Twitter, Sharks, Jumping?

I keep reading and rereading Ryan Sarver’s post to the Twitter API mailing list, Consistency and Ecosystem Opportunities, trying to work out exactly what Twitter is trying to say with this. The message is confused and inconsistent, which is leading to various ways to read it, from “we see users being harmed” to “screw you, client developers”.

I really want to see the positive side of the message, but the more I read it, the more I tend towards the latter. The recent moves to install more investor-friendly members in Twitter’s boardroom denote an increasingly revenue-hungry bent to the company. In a similar way to the wireless carriers, Twitter seem desperate to avoid becoming merely the infrastructure and appear to want to exert control over the experience to forcibly prevent this from happening.

You could claim, as Ryan does, that this desire to control is all about improving user experience, but recent developments in the Twitter clients—“dickbar” I’m checking you out here—suggest this just isn’t the case. A better fit to the available facts is simply a desire to place adverts in front of Twitter users, and make damn well sure we’re forced to see them. There are just to many weak points to Ryan’s message to make other readings more than charitable. It feels like Twitter have finally given up on their promise to find “alternative revenue models”, rather than shoving adverts down our throats. (And I’d be more than happy for that “alternative” model to be my paying Twitter some cash directly).
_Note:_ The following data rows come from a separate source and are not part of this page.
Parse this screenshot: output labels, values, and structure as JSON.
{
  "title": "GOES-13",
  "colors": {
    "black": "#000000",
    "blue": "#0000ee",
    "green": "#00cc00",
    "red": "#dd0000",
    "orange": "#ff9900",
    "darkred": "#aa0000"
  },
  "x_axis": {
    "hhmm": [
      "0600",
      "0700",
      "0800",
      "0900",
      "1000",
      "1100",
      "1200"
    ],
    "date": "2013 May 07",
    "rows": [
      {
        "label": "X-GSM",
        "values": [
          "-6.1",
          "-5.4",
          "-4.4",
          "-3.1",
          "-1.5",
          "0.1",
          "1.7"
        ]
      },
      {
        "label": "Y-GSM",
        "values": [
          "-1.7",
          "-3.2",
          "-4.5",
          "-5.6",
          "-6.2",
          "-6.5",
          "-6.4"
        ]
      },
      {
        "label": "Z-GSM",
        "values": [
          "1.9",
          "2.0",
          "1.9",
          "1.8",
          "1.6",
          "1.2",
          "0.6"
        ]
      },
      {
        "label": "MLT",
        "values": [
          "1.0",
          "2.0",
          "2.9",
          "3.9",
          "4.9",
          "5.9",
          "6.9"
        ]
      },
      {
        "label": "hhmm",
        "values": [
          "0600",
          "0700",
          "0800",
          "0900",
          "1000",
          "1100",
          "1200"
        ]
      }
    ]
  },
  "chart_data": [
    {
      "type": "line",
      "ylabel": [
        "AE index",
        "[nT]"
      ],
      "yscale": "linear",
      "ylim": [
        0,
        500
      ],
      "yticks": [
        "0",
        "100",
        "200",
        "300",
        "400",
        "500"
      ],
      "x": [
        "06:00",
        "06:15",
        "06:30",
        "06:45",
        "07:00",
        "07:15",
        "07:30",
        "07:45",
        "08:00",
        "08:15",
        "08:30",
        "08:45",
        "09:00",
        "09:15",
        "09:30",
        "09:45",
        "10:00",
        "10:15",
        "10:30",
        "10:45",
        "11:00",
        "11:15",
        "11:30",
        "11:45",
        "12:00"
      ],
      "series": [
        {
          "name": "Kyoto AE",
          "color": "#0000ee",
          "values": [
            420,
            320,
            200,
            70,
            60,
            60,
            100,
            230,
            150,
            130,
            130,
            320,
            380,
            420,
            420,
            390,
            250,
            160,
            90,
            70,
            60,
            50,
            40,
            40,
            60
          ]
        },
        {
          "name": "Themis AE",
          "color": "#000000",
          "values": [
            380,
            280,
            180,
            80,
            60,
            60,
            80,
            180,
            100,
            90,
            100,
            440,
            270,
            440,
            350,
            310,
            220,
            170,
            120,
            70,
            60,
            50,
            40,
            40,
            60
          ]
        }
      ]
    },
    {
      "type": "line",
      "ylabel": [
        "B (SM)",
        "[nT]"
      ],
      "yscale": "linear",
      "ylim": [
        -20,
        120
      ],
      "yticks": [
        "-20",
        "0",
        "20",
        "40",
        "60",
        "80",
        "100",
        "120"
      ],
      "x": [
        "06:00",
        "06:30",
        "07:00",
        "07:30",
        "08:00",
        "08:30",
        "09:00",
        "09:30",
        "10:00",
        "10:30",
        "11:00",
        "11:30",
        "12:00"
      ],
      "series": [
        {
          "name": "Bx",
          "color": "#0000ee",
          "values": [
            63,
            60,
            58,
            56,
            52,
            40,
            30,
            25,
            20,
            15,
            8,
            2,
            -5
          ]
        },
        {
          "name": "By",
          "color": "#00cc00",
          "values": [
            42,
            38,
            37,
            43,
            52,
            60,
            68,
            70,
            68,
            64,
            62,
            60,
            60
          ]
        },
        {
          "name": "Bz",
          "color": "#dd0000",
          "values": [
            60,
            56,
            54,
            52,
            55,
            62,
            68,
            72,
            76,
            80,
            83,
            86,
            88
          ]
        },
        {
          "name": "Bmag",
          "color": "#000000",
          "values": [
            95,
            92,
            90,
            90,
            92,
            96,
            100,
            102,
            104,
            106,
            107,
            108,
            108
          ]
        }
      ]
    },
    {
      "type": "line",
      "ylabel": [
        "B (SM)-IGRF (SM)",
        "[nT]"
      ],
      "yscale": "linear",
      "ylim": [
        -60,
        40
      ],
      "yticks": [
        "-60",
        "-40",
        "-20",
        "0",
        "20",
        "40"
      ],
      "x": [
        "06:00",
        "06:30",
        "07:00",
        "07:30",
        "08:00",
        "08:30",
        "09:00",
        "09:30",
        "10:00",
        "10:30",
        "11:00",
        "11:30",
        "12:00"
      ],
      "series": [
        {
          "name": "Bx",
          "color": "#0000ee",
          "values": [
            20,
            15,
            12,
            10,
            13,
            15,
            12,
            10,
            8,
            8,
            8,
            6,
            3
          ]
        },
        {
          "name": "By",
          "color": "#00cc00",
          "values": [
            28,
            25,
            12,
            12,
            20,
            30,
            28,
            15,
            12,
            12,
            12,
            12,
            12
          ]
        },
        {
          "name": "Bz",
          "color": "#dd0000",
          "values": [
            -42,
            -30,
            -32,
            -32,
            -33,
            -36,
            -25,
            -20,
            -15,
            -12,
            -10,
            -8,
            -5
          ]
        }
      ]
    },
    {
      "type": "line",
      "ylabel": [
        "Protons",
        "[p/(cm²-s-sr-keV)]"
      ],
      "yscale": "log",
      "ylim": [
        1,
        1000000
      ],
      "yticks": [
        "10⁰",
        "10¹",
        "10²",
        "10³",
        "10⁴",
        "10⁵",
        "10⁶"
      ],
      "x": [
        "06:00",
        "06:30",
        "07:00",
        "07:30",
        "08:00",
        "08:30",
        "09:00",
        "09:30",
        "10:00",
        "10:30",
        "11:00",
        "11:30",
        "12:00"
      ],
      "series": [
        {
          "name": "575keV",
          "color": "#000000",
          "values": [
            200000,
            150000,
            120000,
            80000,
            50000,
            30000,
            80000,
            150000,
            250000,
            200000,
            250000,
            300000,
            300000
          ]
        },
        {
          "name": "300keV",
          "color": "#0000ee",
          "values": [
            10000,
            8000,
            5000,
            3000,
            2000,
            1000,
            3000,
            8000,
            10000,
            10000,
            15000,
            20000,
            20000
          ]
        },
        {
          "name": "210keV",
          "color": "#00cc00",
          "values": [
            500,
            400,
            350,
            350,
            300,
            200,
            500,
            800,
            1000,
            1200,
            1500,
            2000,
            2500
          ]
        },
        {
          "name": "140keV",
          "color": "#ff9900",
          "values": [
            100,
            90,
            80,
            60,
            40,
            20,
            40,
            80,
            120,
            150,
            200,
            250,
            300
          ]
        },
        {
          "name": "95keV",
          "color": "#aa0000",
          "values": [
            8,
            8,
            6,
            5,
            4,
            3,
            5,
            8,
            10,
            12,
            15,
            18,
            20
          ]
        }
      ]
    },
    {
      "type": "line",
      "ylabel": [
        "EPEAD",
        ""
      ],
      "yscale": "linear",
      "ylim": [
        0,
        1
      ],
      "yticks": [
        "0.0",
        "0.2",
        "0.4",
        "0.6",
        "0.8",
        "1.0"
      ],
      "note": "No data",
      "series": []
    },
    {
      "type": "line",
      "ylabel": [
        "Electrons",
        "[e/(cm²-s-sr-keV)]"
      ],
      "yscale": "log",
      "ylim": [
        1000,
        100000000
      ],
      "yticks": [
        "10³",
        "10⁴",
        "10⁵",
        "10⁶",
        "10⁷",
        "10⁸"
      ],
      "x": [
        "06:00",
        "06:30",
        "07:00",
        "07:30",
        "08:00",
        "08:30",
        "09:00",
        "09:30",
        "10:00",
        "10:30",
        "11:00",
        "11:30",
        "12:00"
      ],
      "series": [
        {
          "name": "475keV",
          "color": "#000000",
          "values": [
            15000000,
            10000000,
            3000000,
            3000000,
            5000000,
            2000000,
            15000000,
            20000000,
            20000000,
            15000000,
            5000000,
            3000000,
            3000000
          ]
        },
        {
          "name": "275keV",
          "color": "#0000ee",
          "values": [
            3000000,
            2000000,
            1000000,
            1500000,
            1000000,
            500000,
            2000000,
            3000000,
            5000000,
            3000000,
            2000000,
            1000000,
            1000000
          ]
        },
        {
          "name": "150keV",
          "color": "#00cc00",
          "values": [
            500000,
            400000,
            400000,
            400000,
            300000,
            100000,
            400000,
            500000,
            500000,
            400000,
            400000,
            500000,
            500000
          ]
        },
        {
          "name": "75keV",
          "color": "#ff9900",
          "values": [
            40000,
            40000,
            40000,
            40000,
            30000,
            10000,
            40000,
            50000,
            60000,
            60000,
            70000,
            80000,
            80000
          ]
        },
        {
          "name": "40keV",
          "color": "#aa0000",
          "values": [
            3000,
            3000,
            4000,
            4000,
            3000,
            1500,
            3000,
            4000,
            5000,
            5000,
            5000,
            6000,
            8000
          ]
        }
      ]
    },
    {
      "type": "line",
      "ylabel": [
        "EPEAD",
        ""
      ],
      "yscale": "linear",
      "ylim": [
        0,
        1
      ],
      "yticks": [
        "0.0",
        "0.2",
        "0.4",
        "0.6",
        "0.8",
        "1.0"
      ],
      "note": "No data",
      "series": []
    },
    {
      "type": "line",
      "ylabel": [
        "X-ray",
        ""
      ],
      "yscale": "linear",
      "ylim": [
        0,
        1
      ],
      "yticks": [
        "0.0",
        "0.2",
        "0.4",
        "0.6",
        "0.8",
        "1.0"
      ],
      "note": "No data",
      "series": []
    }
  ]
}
If there are too many ways to use Twitter that are inconsistent with one another, we risk diffusing the user experience.

Translation: it’s hard for us to show adverts in third-party clients.

We need to ensure that tweets, and tweet actions, are rendered in a consistent way so that people have the same experience with tweets no matter where they are.

Translation: you must always link to Twitter, so we can show adverts.

Frankly, there’s a big-business streak running through the whole email and its tone signals a sea-change in how Twitter views its users. While Ryan specifically pulls out clients which go no further than mimicking the Twitter official client’s functions as a no-no, that the suggested developer directions barely mention Twitter’s users at all speaks volumes:

  • Publisher tools. […] help publishers optimize how they use Twitter, leading to increased user engagement and the production of the right tweet at the right time.

  • Curation. […] services for large media brands to […] display […] tweets for a breaking news story, topic or event.

  • Realtime data signals. […] input into ranking, ad targeting, or other aspects of enhancing their own core products. [Or enable use of Tweets for] everything from hedge funds to ranking scores.

  • Social CRM, entreprise clients, and brand insights. […] help brands, enterprises, and media companies tap into the zeitgeist about their brands on Twitter, and manage relationships with their consumers […].

  • Value-added content and vertical experiences. […] users to share unique and valuable content to their followers, while, in exchange, the services get broader reach, user acquisition, and traffic.

When talking about developers, Twitter always used to speak of giving users innovative and useful experiences; empowering actual people to better communicate. Great clients were lauded not discouraged.

Where we used to have talk of developers enabling Twitter’s use in disasters and allowing users to spread information, it’s now all about control and companies “increasing user engagement”, getting “brand insights”, “targeting adverts” and other miscellaneous marketing buzz-speak. Only the last suggestion which mentions users at all, and even then with the qualifier that sharing valuable content is a driver for business. There’s nothing about a vibrant ecosystem of clients serving different users’ needs any more—nor helping users rather than big-business.

This message is full of bullshit and exploitation of the user; Twitter, your past performance means I have come to expect better from you.

Quick update

In response to my post, my friend Simon Metson makes the great point: “what’s interesting is that the things they see as devel directions are the kind of things twitter would be able to do itself better than any third party (they have the data) and could commercialise. It’s just a lot harder to do than selling a client.”

To which the obvious reply is, “Put like that, it smacks of ‘make what we want, fight it out amongst yourselves, and we’ll buy the one who comes out on top’.”